Gary Lachman est l’un des auteurs les plus intelligents et les plus prolifiques d’aujourd’hui sur le monde de l’occulte. Il a débuté dans les années 1970 sur la scène rock new-yorkaise comme l’un des membres originaux du groupe new wave révolutionnaire Blondie. En 1996, il s’est installé à Londres, où il s’est établi comme écrivain à plein temps, contribuant à des publications telles que Fortean Times, The Guardian et The Times Literary Supplement.

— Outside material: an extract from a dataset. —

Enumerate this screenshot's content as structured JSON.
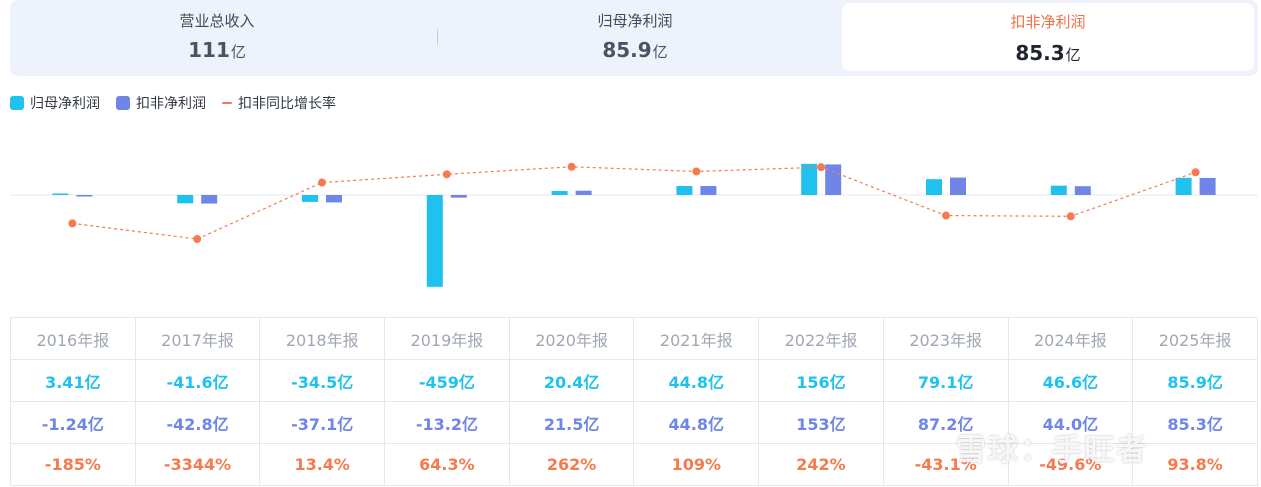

Depuis 2001, il a publié une série de livres, dont Turn Off Your Mind : The Mystic Sixties and the Dark Side of the Age of Aquarius ; The Secret History of Consciousness ; A Dark Muse : A History of the Occult ; et Politics and the Occult : The Right, the Left, and the Radically Unseen. Ces dernières années, il a publié des biographies de personnalités ésotériques majeures telles que P.D. Ouspensky, Emanuel Swedenborg, Rudolf Steiner et Carl Jung. Site : https://www.gary-lachman.com/

J’ai fait la connaissance de Gary dans les années 90, lorsqu’il contribuait fréquemment au magazine Gnosis, aujourd’hui disparu, dont j’étais le rédacteur en chef. Bien que nous soyons restés en contact permanent au fil des ans, la dernière fois que je l’ai vu en personne, c’était en 2006, lorsqu’il était à New York pour être intronisé au Rock and Roll Hall of Fame en tant que membre du groupe Blondie. Nous avons eu une longue conversation au cours d’un déjeuner qui a débouché sur son livre Politics and the Occult. En 2012, Gary a publié Madame Blavatsky : The Mother of Modern Spirituality, une biographie de la figure spirituelle pionnière du dix-neuvième siècle H.P. Blavatsky (également connue sous le nom de HPB). En janvier 2013, j’ai réalisé un entretien par courriel avec lui à propos du livre et de Blavatsky.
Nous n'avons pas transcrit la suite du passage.